Saturday, 25 November 2017

Sobre la llamada obscena

Todo lo que sucedió esta mañana me ha hecho pensar en la libertad de expresión y en la discreción y en lo difícil que es poner límites en la edad adulta.
    Resulta que me fui a desayunar a mi sitio favorito de ya hace un mes. Todo iba muy bien hasta que escuché, -Buenos día, ¿cómo estás?
Lo escuché, no estaba de metiche porque yo llego y me meto a Facebook desde mi celular. Simplemente, el tipo hablaba de modo que se escuchaba, era cero discreto y por lo tanto imposible no escucharlo, además solo estaba él, el mesero y el dueño-cocinero. Yo seguía comiendo mi pan con mermelada de piña con anís.
Me trajeron mi café que olía delicioso y entonces el tipo nefasto empezó, -Súbete un poco la falda, ándale. Para mí.
Ahí sí, yo pensé, -¿Qué onda?
Y como le insistía a la persona del otro lado del teléfono, supongo que se hacía la rejega. Realmente era desagradable.
Traté de ignorarlo como siempre me han dicho, -Tú no hagas caso. Pero me vino ese enojo y pensamiento, -¿Por qué? A mí qué me importa si el fulano tiene su novia y se llevan así. No me interesa saber su vida sexual, (ni no-sexual, para el caso es lo mismo). ¡Me valeeeeee! Entonces publiqué en Facebook lo de la llamada porno. Y me enojé y voltée a ver al tipo directo a los ojos con cara de maestra que te va a reprobar y entonces escuché que dijo, -Bueno mándame esas fotos y te cuelgo. Voy a desayunar, luego te marco. Insisto, no estaba yo de metiche, prácticamente me estaba taladrando el oído. ¿Qué hacer en esas situaciones?
Digo, no soy inocente palomita, pero no estoy lanzando al público mis asuntos personales (aunque sí al escribir y publicar esto) de un modo que viole la privacía de los demás. Es decir, sí, al publicar cosas como esta lanzo al público mis asuntos, pero ya ustedes deciden si las leen o no. Yo no tenía esa opción. No supe qué hacer. ¿Ustedes qué harían? En serio. No es un modo de terminar la anécdota. ¿Qué harían en una situación incómoda?

¿Por qué Thanksgiving?

El martes antes del jueves 23 en el que cayó Thanksgiving este año, estaba cenando con mi madre y mi hija.
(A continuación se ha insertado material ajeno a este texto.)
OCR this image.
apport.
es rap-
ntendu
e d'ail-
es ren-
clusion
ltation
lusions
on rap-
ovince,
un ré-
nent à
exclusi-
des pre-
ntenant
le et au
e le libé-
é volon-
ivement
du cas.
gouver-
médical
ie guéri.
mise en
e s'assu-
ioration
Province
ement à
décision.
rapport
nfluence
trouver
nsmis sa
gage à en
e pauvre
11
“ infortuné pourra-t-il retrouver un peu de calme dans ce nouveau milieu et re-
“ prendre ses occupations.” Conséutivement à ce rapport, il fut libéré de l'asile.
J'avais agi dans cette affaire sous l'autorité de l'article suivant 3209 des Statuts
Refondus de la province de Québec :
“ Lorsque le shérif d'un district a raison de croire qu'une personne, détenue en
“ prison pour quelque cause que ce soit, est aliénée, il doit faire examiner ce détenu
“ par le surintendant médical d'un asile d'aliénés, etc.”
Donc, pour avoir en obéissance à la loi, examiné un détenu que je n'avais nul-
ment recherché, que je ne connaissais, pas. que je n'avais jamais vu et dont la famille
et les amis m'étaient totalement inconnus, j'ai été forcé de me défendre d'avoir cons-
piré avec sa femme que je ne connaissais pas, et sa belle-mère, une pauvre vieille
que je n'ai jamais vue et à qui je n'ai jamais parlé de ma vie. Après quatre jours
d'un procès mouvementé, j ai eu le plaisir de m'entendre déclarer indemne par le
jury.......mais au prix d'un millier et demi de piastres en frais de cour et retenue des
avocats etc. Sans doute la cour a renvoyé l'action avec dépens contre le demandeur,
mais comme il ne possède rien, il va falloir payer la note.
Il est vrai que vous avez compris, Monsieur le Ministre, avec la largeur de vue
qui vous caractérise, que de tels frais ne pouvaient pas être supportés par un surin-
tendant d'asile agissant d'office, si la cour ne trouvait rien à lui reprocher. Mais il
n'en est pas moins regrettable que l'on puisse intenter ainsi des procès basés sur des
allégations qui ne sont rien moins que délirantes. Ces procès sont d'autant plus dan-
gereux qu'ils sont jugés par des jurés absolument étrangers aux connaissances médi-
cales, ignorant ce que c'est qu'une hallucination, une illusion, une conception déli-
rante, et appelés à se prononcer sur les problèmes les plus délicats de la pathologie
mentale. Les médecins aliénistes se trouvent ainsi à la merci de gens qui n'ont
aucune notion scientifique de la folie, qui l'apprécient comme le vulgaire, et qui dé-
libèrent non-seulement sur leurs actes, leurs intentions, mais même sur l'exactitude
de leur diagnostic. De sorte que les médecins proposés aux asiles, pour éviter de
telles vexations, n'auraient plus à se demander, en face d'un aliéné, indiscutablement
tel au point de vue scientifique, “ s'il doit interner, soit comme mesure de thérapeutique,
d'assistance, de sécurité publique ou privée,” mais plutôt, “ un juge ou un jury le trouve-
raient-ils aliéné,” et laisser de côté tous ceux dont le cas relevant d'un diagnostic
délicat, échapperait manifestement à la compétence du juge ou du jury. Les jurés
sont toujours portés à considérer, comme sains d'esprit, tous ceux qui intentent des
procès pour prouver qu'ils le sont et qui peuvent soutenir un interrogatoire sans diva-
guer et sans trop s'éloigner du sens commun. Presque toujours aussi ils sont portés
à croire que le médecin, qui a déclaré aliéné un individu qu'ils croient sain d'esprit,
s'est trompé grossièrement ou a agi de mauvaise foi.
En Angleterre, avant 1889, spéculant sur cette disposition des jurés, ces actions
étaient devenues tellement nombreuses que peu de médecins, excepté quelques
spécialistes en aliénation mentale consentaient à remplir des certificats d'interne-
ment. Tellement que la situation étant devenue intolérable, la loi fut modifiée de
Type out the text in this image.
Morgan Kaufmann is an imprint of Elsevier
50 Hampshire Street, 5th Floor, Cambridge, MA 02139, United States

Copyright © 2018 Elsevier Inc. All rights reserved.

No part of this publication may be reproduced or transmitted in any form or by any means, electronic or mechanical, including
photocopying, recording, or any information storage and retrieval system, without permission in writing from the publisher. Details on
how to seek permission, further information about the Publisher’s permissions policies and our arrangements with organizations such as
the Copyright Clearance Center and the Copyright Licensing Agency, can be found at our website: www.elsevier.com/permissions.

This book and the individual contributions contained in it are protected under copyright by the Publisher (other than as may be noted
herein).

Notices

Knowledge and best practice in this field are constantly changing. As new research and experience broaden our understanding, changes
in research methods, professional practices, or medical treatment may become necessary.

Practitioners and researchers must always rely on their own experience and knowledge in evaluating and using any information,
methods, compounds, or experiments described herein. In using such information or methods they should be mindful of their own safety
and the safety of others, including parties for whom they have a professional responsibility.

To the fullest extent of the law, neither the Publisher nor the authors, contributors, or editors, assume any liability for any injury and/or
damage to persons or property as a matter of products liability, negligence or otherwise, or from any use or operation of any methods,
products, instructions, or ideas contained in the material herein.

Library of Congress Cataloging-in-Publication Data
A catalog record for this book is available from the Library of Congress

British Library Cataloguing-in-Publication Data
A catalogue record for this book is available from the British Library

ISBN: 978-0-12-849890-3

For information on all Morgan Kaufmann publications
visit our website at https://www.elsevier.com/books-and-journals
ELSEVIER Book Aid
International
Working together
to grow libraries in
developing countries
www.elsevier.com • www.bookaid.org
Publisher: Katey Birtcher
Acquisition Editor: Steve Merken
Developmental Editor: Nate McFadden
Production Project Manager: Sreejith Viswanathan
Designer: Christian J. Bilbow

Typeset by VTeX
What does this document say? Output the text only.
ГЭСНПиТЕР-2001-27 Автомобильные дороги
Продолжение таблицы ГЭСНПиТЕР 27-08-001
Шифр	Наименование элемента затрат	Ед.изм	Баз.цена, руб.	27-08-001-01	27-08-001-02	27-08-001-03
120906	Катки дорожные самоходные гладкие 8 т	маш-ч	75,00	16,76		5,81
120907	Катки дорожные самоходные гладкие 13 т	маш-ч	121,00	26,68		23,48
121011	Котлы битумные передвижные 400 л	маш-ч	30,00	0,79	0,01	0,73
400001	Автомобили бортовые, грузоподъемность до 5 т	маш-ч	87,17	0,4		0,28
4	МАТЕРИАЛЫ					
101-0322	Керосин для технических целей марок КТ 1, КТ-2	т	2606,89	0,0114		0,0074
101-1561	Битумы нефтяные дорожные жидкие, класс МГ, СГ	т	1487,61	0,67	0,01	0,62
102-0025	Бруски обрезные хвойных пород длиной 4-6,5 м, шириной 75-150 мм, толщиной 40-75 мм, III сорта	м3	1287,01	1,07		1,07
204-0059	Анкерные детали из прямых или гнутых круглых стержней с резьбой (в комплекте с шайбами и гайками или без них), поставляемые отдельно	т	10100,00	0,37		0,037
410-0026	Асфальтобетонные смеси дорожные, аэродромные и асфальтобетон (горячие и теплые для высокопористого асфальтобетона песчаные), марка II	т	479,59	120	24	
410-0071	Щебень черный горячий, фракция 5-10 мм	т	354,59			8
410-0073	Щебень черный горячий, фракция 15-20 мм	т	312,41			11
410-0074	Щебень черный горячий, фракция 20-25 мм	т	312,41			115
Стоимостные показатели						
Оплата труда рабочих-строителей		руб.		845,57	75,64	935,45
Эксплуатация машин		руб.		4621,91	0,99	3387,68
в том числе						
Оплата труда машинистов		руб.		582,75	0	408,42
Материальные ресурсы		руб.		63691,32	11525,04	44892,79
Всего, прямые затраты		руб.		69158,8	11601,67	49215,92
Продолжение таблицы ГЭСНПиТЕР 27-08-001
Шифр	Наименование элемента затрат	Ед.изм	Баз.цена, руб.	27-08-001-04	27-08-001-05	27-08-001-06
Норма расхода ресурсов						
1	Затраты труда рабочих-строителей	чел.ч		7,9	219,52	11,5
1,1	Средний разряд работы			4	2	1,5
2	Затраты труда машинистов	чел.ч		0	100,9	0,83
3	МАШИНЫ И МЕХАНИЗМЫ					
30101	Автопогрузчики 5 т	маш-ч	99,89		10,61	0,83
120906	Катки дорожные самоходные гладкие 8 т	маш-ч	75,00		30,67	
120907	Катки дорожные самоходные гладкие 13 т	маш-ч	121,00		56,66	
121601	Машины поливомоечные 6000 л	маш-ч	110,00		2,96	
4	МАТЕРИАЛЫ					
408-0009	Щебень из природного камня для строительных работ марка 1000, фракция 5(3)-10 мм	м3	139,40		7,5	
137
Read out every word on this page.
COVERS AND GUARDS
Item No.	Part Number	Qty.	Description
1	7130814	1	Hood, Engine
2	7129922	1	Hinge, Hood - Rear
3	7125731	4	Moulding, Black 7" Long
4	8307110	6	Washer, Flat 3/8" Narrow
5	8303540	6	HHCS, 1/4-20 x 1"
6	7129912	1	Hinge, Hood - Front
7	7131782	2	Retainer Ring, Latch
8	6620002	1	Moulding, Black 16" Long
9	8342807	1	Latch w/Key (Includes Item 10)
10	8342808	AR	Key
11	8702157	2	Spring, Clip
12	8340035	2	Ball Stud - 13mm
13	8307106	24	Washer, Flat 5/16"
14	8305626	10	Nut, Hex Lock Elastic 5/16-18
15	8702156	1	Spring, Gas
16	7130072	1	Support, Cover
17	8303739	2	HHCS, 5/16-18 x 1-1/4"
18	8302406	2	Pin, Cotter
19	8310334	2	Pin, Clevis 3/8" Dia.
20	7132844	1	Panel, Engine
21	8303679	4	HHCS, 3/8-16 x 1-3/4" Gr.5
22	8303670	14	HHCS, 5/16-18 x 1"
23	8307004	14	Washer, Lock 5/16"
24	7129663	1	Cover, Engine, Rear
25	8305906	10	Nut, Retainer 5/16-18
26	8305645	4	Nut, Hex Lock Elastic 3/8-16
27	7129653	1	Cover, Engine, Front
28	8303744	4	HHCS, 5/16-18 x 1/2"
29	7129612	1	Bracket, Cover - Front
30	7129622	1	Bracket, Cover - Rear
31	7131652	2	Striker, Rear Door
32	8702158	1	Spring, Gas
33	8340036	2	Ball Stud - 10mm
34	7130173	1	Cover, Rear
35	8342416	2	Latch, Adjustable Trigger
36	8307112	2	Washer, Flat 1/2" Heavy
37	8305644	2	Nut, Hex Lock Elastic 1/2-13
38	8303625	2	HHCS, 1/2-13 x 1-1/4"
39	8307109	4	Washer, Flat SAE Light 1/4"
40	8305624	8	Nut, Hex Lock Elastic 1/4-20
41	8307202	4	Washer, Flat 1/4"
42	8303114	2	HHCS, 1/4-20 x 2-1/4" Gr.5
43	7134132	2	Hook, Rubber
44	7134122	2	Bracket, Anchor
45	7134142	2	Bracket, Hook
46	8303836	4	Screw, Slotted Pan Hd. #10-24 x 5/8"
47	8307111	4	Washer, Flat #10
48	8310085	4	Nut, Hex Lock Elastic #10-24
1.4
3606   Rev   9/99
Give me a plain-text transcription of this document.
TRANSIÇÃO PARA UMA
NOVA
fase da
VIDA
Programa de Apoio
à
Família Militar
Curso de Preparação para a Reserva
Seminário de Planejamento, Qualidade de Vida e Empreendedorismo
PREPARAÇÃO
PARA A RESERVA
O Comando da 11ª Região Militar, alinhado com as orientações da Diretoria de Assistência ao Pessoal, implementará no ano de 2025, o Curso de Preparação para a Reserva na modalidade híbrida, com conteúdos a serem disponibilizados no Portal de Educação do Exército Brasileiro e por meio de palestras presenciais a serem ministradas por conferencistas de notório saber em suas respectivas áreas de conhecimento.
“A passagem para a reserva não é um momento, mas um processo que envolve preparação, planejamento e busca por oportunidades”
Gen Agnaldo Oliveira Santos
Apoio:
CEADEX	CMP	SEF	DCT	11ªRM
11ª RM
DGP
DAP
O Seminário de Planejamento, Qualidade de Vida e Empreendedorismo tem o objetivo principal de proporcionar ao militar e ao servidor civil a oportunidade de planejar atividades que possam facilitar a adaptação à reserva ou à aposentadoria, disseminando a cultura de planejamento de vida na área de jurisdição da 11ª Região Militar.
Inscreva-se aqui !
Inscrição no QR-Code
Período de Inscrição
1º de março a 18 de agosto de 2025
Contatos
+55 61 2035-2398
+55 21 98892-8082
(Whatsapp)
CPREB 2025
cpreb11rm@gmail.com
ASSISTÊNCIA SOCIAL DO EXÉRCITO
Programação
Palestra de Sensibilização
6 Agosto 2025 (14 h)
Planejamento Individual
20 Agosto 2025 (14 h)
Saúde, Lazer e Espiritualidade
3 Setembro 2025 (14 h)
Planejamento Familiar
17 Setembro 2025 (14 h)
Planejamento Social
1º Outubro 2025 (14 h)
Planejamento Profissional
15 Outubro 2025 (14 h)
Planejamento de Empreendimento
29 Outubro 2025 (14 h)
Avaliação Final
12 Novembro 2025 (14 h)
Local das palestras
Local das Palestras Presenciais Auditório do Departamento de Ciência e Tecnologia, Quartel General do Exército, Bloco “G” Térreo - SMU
Mi madre me anunció que iba a ir con mi Tía Lydia para comer de Thanksgiving. Mi hija, que está en la edad arrogante-rebelde-idológica espetó de ese mismo modo y un tanto despectiva, -¿Por qué celebran Thanksgiving? No somos gringas y además masacraron a los indios, no está padre, no hay nada que celebrar.
       De acuerdo.
       Y lo que le contesté fue que obvio, tenía razón, pero que al menos mis razones muy personales y particulares venían de tomar una fecha ya establecida para hacer un alto y reflexionar en lo bien que últimamente va mi vida. Simplemente hace unos seis años mi vida era otra. El frío era doble, el hambre se sentía muy aguda, mis pies lloraban por la falta de zapatos y cosas así.
       Este años tengo muchas cosas que agradecer:
1. Mi trabajo que me permite vivir una vida tranquila y relajada y por supuesto estresada, sino qué chiste.
2. Unas amigas que son como hermanas y que hacen que cada día de trabajo sea divertido.
3. Una hija talentosérrima que a la primera entró a La Esmeralda y que aprovecha cada clase y cada día con una pasión desbordante y contagiosa y que me alegra el alma más que nada.
4. Una madre que aunque achacosa está bien y sana y es alegre y goza la vida.
5. Un perro que se alegra en cuanto me despierto y eso hace que mi día sea más bonito y que llegar a casa sea una fiesta.
6. Un gato calientito y amable, que me cura todo con sus ronroneos.
7. Un amigo al que le confío mi vida entera mientras él me desparrama alcohól, botanas y todos su cariño y apoyo incondicional.
8. Unos amigos testigos y acompañantes desde mi niñez con los que aunque no salga tan seguido como quisiera, disfruto cada que los veo.
9. Un departamento chiquito y con ventanas a la calle que me permiten que el sol me calcine o simplemente me caliente y donde está mi cama que es el amor más grande en este mundo.
10. Un amor, que no estoy segura que sea amor, pero que me ilusiona y me saca la sonrisa cada vez que me escribe un mensajito o cuando ahí de repente me llama y obvio cuando me visita.
11. Y la paz y la salud y el bienestar.
12. Y esta compu que ya pagué y mis lentes nuevos que son una verdadera maravilla.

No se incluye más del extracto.